A polished bore receptable (PBR) and permanent packer are included in Hibernia's monobore completion design. The PBR was installed to facilitate potential tubing movement during the well's life. The permanent packer design included a non-movement mandrel which allowed neutral setting of the packer in a single rig trip without external setting tools. The wet flow parts of the packer were enhanced to accommodate any potential erosion or corrosion problems they might encounter downhole.

Reduce intervention

A key driver in the Hibernia completion strategies was to minimize well intervention and maintenance. This was done in the individual component designs. An example of this was the newly designed full bore landing nipple (FBN) and lock mandrel, which allowed the monobore completion design to have a constant diagram throughout the wellbore, reducing the potential for scale buildup and potential well intervention problems.
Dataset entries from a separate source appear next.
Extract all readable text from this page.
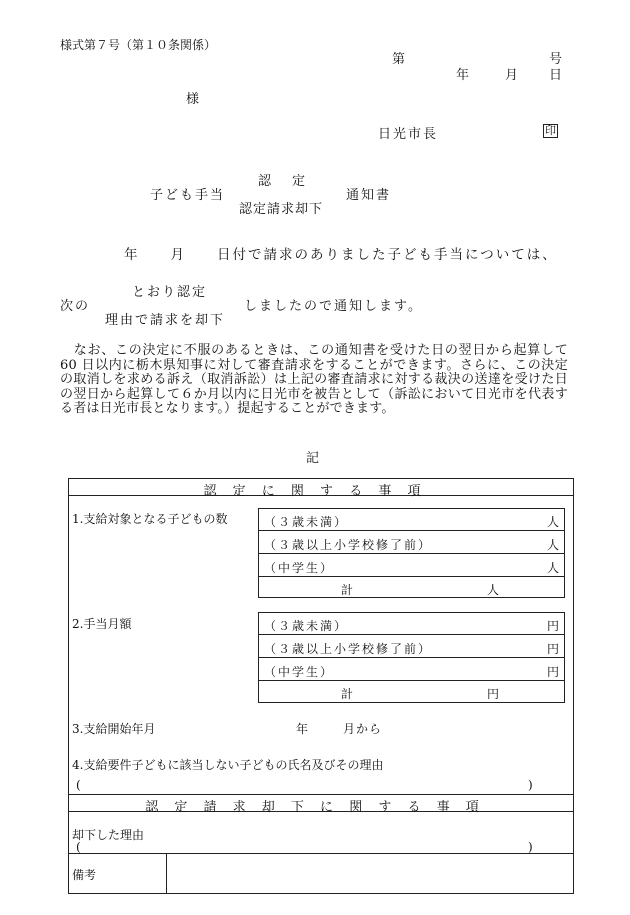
様式第７号（第１０条関係）
第	号
年	月 日
様
日光市長	印
認　定
子ども手当	通知書
認定請求却下
年　　月　　日付で請求のありました子ども手当については、
とおり認定
次の	しましたので通知します。
理由で請求を却下
　なお、この決定に不服のあるときは、この通知書を受けた日の翌日から起算して 60 日以内に栃木県知事に対して審査請求をすることができます。さらに、この決定の取消しを求める訴え（取消訴訟）は上記の審査請求に対する裁決の送達を受けた日の翌日から起算して６か月以内に日光市を被告として（訴訟において日光市を代表する者は日光市長となります。）提起することができます。
記
認 定 に 関 す る 事 項
1.支給対象となる子どもの数	（３歳未満）	人
（３歳以上小学校修了前）	人
（中学生）	人
計	人
2.手当月額	（３歳未満）	円
（３歳以上小学校修了前）	円
（中学生）	円
計	円
3.支給開始年月	年	月から
4.支給要件子どもに該当しない子どもの氏名及びその理由
(	)
認 定 請 求 却 下 に 関 す る 事 項
却下した理由
(	)
備考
Previously, the sealbore of landing nipples had a smaller ID than the tubing drift. This resulted in a pressure drop, which led to scale buildup and sometimes well intervention problems. To overcome this, the completion team designed an FBN that had an outside diameter no greater than the tubing coupling and an ID that matched the tubing drift. Also, a special locking mandrel was designed to eliminate the need to jar out of the landing nipple.
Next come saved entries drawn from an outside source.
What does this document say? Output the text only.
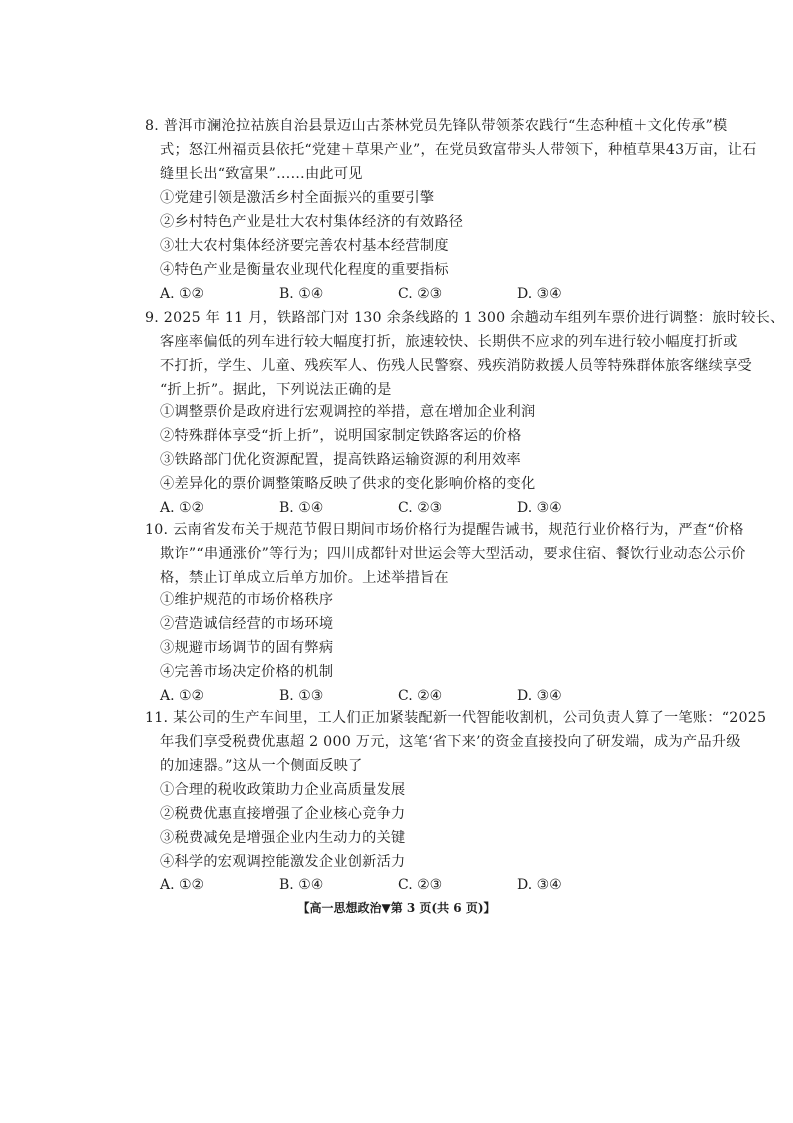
8. 普洱市澜沧拉祜族自治县景迈山古茶林党员先锋队带领茶农践行“生态种植＋文化传承”模
式；怒江州福贡县依托“党建＋草果产业”，在党员致富带头人带领下，种植草果43万亩，让石
缝里长出“致富果”……由此可见
①党建引领是激活乡村全面振兴的重要引擎
②乡村特色产业是壮大农村集体经济的有效路径
③壮大农村集体经济要完善农村基本经营制度
④特色产业是衡量农业现代化程度的重要指标
A. ①②	B. ①④	C. ②③	D. ③④
9. 2025 年 11 月，铁路部门对 130 余条线路的 1 300 余趟动车组列车票价进行调整：旅时较长、
客座率偏低的列车进行较大幅度打折，旅速较快、长期供不应求的列车进行较小幅度打折或
不打折，学生、儿童、残疾军人、伤残人民警察、残疾消防救援人员等特殊群体旅客继续享受
“折上折”。据此，下列说法正确的是
①调整票价是政府进行宏观调控的举措，意在增加企业利润
②特殊群体享受“折上折”，说明国家制定铁路客运的价格
③铁路部门优化资源配置，提高铁路运输资源的利用效率
④差异化的票价调整策略反映了供求的变化影响价格的变化
A. ①②	B. ①④	C. ②③	D. ③④
10. 云南省发布关于规范节假日期间市场价格行为提醒告诫书，规范行业价格行为，严查“价格
欺诈”“串通涨价”等行为；四川成都针对世运会等大型活动，要求住宿、餐饮行业动态公示价
格，禁止订单成立后单方加价。上述举措旨在
①维护规范的市场价格秩序
②营造诚信经营的市场环境
③规避市场调节的固有弊病
④完善市场决定价格的机制
A. ①②	B. ①③	C. ②④	D. ③④
11. 某公司的生产车间里，工人们正加紧装配新一代智能收割机，公司负责人算了一笔账：“2025
年我们享受税费优惠超 2 000 万元，这笔‘省下来’的资金直接投向了研发端，成为产品升级
的加速器。”这从一个侧面反映了
①合理的税收政策助力企业高质量发展
②税费优惠直接增强了企业核心竞争力
③税费减免是增强企业内生动力的关键
④科学的宏观调控能激发企业创新活力
A. ①②	B. ①④	C. ②③	D. ③④
【高一思想政治▼第 3 页(共 6 页)】
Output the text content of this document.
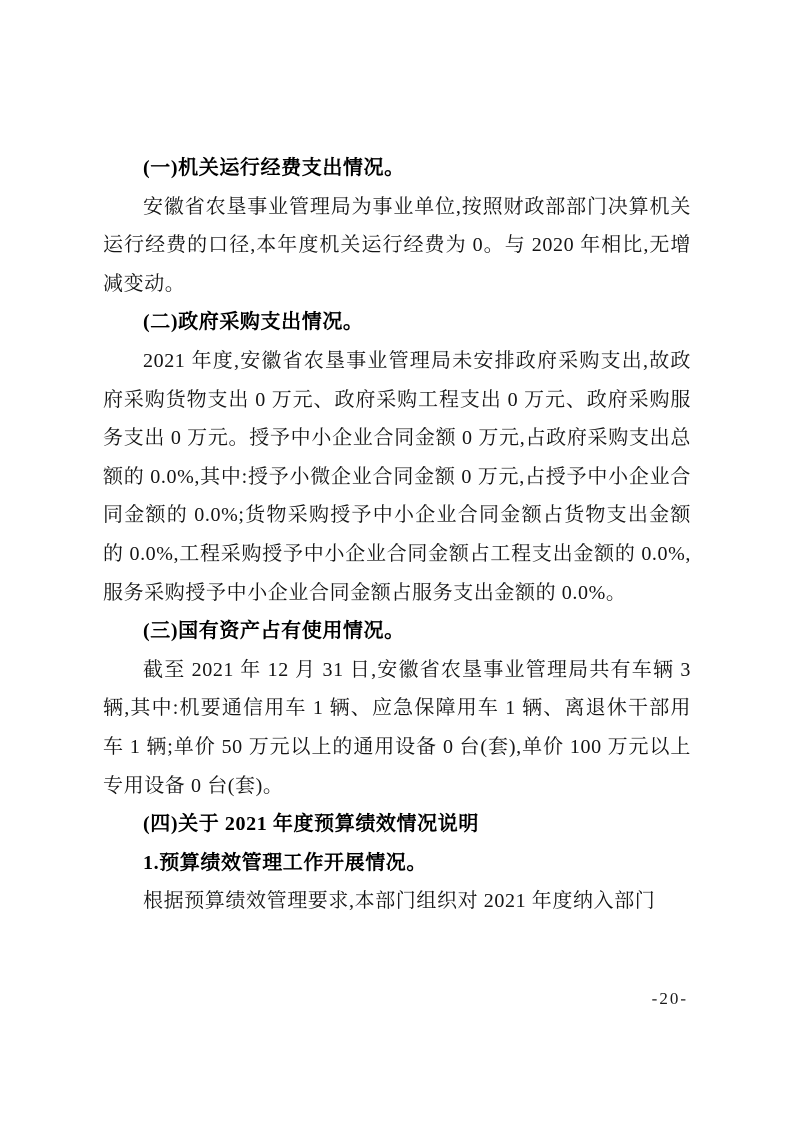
(一)机关运行经费支出情况。

安徽省农垦事业管理局为事业单位,按照财政部部门决算机关运行经费的口径,本年度机关运行经费为 0。与 2020 年相比,无增减变动。

(二)政府采购支出情况。

2021 年度,安徽省农垦事业管理局未安排政府采购支出,故政府采购货物支出 0 万元、政府采购工程支出 0 万元、政府采购服务支出 0 万元。授予中小企业合同金额 0 万元,占政府采购支出总额的 0.0%,其中:授予小微企业合同金额 0 万元,占授予中小企业合同金额的 0.0%;货物采购授予中小企业合同金额占货物支出金额的 0.0%,工程采购授予中小企业合同金额占工程支出金额的 0.0%,服务采购授予中小企业合同金额占服务支出金额的 0.0%。

(三)国有资产占有使用情况。

截至 2021 年 12 月 31 日,安徽省农垦事业管理局共有车辆 3 辆,其中:机要通信用车 1 辆、应急保障用车 1 辆、离退休干部用车 1 辆;单价 50 万元以上的通用设备 0 台(套),单价 100 万元以上专用设备 0 台(套)。

(四)关于 2021 年度预算绩效情况说明
1.预算绩效管理工作开展情况。

根据预算绩效管理要求,本部门组织对 2021 年度纳入部门

-20-
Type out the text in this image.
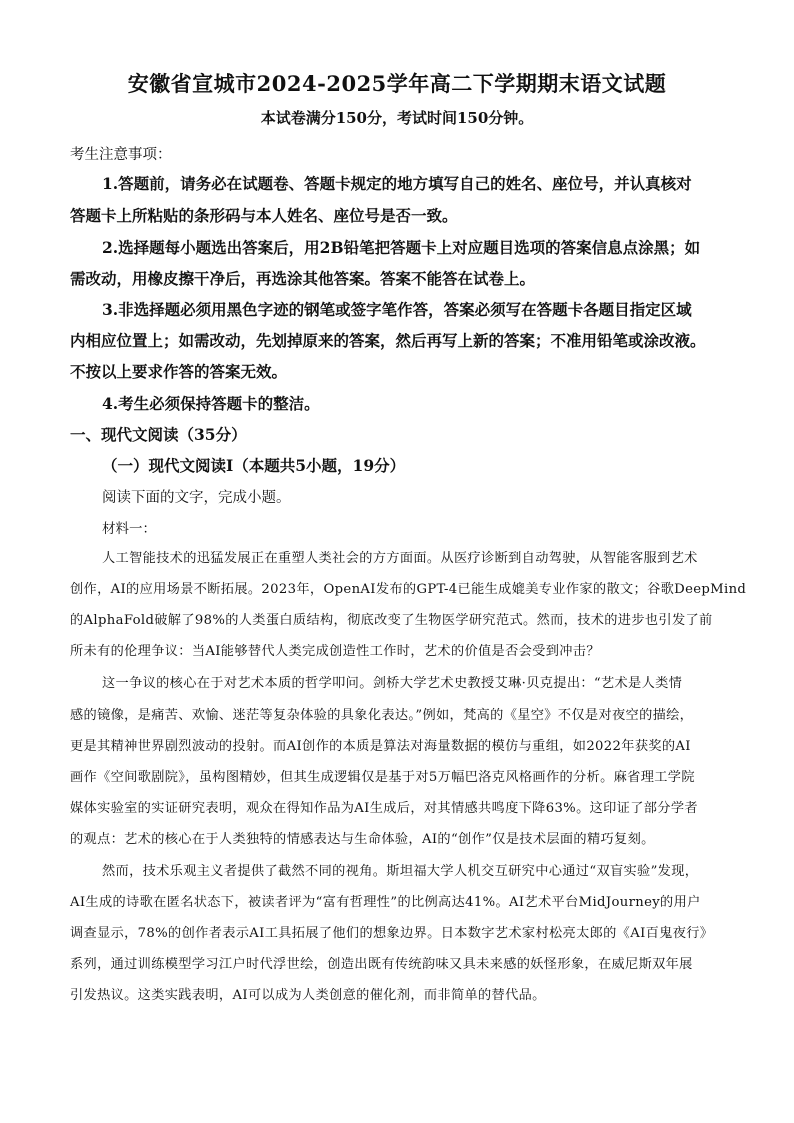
安徽省宣城市2024-2025学年高二下学期期末语文试题
本试卷满分150分，考试时间150分钟。
考生注意事项：
1.答题前，请务必在试题卷、答题卡规定的地方填写自己的姓名、座位号，并认真核对
答题卡上所粘贴的条形码与本人姓名、座位号是否一致。
2.选择题每小题选出答案后，用2B铅笔把答题卡上对应题目选项的答案信息点涂黑；如
需改动，用橡皮擦干净后，再选涂其他答案。答案不能答在试卷上。
3.非选择题必须用黑色字迹的钢笔或签字笔作答，答案必须写在答题卡各题目指定区域
内相应位置上；如需改动，先划掉原来的答案，然后再写上新的答案；不准用铅笔或涂改液。
不按以上要求作答的答案无效。
4.考生必须保持答题卡的整洁。
一、现代文阅读（35分）
（一）现代文阅读Ⅰ（本题共5小题，19分）
阅读下面的文字，完成小题。
材料一：
人工智能技术的迅猛发展正在重塑人类社会的方方面面。从医疗诊断到自动驾驶，从智能客服到艺术
创作，AI的应用场景不断拓展。2023年，OpenAI发布的GPT-4已能生成媲美专业作家的散文；谷歌DeepMind
的AlphaFold破解了98%的人类蛋白质结构，彻底改变了生物医学研究范式。然而，技术的进步也引发了前
所未有的伦理争议：当AI能够替代人类完成创造性工作时，艺术的价值是否会受到冲击？
这一争议的核心在于对艺术本质的哲学叩问。剑桥大学艺术史教授艾琳·贝克提出：“艺术是人类情
感的镜像，是痛苦、欢愉、迷茫等复杂体验的具象化表达。”例如，梵高的《星空》不仅是对夜空的描绘，
更是其精神世界剧烈波动的投射。而AI创作的本质是算法对海量数据的模仿与重组，如2022年获奖的AI
画作《空间歌剧院》，虽构图精妙，但其生成逻辑仅是基于对5万幅巴洛克风格画作的分析。麻省理工学院
媒体实验室的实证研究表明，观众在得知作品为AI生成后，对其情感共鸣度下降63%。这印证了部分学者
的观点：艺术的核心在于人类独特的情感表达与生命体验，AI的“创作”仅是技术层面的精巧复刻。
然而，技术乐观主义者提供了截然不同的视角。斯坦福大学人机交互研究中心通过“双盲实验”发现，
AI生成的诗歌在匿名状态下，被读者评为“富有哲理性”的比例高达41%。AI艺术平台MidJourney的用户
调查显示，78%的创作者表示AI工具拓展了他们的想象边界。日本数字艺术家村松亮太郎的《AI百鬼夜行》
系列，通过训练模型学习江户时代浮世绘，创造出既有传统韵味又具未来感的妖怪形象，在威尼斯双年展
引发热议。这类实践表明，AI可以成为人类创意的催化剂，而非简单的替代品。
Three locations were chosen for the landing nipples:

  1. Above the formation liner, which allows for work to be done on the upper wellbore components without a dynamic kill
  2. Near the permanent gauge, which allows pressure gauge data verification and shut-in work to be done
  3. Above the safety valve, which allows for work to be done above the SSSV, including the tubing hanger and Christmas tree components.
Not only do the landing nipples provide a place for flow control devices and plugs to be set in the well in three specific locations, but a specially designed monolock system allows for an operator to set flow control devices and plugs in any location downhole. Under this design, the locking plug can be set and retrieved via a coiled tubing or slickline electronic downhole power unit, located anywhere in the wellbore. Utilizing the FBN and monolock system, the project team achieved the barrier needed for well intervention work using minimum equipment and maintaining the full wellbore inner diagram.

Full ID a factor

Other equipment in the wellbore and throughout the christmas tree carried the full inner diameter concept, insured reliability, and minimized well interventions through their designs/installations: permanent gauge, safety valve (via the utilization of a contoured flapper), wellhead plug and multi-bowl christmas tree/wellhead assembly. Details of these designs for complimenting the Hibernia completion strategies will be presented at the Offshore Technology Conference in May (OTC 8585).
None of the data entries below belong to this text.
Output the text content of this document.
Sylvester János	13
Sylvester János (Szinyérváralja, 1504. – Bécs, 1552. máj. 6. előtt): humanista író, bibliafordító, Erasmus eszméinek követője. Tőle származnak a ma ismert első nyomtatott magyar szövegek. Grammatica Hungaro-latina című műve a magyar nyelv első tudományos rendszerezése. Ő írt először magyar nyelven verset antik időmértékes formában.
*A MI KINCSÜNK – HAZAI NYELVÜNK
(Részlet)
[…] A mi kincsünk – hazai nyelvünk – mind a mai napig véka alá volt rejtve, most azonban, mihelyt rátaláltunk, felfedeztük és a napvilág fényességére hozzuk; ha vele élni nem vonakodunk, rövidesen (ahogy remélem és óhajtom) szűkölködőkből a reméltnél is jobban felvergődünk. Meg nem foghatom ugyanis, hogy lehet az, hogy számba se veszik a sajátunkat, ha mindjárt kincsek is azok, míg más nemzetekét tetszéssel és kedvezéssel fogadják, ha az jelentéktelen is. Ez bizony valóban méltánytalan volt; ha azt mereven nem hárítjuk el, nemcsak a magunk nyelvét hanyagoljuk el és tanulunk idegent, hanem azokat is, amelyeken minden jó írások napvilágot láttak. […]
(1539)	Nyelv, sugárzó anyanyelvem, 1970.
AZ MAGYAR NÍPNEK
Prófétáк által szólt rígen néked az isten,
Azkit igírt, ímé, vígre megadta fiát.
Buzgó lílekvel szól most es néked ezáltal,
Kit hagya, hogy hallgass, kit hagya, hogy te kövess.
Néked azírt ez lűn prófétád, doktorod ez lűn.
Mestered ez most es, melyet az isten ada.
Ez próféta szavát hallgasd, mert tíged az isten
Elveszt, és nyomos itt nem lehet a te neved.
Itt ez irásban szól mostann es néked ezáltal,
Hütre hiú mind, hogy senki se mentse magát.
Minimization of well intervention can be seen in the overall completion design by the utilization of straddle packers, permanent gauges, and 178-mm tubulars. The large diameter tubulars allow for future smaller diagram tubular insertion. The straddle packers allow for individualized reservoir layer shut-off. The utilization of permanent gauge allows for effective reservoir management without excessive well intervention downtime.

Also, Hibernia's monobore completion design was driven to minimize well installation times and costs. Examples of minimizing well installation include:

  • Utilization of the multi-bowl fireproof christmas tree/wellhead assembly rather than the traditional stack assembly
  • Installing the liner/displacing to completion fluid in a single trip operation.
Additional details of Hibernia's completion strategies, well designs, downhole equipment, executions and interventions strategies/methods will be presented at OTC '98 (OTC 8585).

Reference

Wylie, G. Maier, R., Shamloo, S., Huffman, M., Downton, M., "Case History: Well Completion and Servicing Strategies for the Hibernia Field," OTC 8585, Offshore Technology Conference, May, 1998. (Paper provided by Halliburton Energy Services and Society of Petroleum Engineers).